Nein, im Libanon wird schon lange nicht mehr gezählt. Zählen ist gefährlich, weil es das labile Staatsgebilde durcheinander bringt. Das ist dürfte auch der Grund dafür sein, warum die Christen-Maroniten im Libanon offiziell noch immer 50 Prozent ausmachen, die es vielleicht bei Staatsgründung waren, dies heute aber schon lange nicht sind, Sunniten 30 Prozent, die heute mehr beanspruchen dürften, und 20 Prozent Schiiten, die auch mehr geworden sind. Es sieht niemand eine Notwendigkeit, die Zahlen zu korrigieren, aber bleibt nominell der Staatspräsident ein Christ, der Ministerpräsident ein Sunnit und der Parlamentspräsident ein Schiit. Die Gemeinschaften leben weiterhin nebeneinander statt miteinander.

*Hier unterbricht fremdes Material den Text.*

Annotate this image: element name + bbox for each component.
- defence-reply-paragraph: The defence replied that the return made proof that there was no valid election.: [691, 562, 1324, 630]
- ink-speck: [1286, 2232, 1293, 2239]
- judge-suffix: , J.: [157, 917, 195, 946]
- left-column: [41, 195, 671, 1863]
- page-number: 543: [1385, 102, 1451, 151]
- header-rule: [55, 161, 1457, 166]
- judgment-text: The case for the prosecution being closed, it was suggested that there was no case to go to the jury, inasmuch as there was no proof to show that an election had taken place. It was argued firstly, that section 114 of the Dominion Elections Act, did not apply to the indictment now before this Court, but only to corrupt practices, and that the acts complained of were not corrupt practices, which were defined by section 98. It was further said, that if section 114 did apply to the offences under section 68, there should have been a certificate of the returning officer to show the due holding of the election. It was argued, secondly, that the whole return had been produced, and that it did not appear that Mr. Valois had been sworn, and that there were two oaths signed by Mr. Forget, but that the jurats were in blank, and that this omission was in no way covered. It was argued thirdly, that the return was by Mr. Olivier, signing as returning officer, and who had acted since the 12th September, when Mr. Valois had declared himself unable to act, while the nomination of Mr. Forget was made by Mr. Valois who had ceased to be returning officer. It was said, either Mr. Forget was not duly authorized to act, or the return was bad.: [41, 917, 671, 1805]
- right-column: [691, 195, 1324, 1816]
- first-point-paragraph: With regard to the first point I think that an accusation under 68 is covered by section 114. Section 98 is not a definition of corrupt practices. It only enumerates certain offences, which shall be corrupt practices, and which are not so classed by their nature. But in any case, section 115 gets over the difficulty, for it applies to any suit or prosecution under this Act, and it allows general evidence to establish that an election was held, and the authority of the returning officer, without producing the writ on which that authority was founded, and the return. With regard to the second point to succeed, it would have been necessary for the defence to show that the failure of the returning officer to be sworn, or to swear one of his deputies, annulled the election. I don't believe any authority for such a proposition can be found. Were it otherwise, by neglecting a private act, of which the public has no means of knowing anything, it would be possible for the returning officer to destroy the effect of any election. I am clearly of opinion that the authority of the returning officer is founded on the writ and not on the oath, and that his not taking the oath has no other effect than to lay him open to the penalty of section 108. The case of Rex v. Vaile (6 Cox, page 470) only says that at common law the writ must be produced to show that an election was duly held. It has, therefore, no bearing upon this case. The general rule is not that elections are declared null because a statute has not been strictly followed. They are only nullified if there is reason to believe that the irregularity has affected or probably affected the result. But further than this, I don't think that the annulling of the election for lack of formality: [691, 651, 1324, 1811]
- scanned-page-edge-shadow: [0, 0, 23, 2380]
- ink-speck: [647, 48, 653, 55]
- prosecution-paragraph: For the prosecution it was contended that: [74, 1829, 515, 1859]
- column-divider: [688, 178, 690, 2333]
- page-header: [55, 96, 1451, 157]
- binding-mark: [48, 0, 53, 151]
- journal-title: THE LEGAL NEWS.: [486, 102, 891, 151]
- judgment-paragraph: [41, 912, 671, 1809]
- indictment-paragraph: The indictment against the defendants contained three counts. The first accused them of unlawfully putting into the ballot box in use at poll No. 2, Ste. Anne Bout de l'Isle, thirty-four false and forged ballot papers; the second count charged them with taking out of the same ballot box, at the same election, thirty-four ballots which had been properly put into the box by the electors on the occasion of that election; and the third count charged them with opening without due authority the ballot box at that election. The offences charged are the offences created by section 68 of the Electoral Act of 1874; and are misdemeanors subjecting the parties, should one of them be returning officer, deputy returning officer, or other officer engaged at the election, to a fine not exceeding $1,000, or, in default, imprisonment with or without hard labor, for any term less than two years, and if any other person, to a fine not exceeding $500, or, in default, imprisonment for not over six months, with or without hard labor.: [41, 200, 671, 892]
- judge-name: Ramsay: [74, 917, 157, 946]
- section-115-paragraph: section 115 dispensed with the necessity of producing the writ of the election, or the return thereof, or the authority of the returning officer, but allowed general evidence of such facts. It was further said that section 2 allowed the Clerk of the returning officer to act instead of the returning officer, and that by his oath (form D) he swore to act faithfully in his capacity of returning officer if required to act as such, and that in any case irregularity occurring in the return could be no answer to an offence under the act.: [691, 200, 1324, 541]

Einzig der Flughafen ins Ausland sei ein Platz, sagt ein Witzbold, wo sich alle Ethnien und Religionen der Libanesen treffen.
Die Libanesen leben weiter unter dem Alptraum der Enklave der Palästinenser im Lande, die immer größer und gewalttätiger wurde. Sie möchten etwas Ähnliches in der Zukunft mit den Syrern vermeiden. Das kann man verstehen, das führt auch zu Einschränkungen, die heftig sind. So hat die Regierung beschlossen, dass der Unterricht für Flüchtlingskinder der Syrer in den wilden Lagern nur zwei Stunden dauern soll. Deshalb hat eine internationale Organisation mit Deutschen, Italienern und Belgiern, Franzosen es übernommen, eine richtige, große Schule in der Nähe von 16 wilden Camps zu organisieren, die ganz einfach ist und bis zu 400 Schulkinder aufnehmen kann – die hier spielen und leben können.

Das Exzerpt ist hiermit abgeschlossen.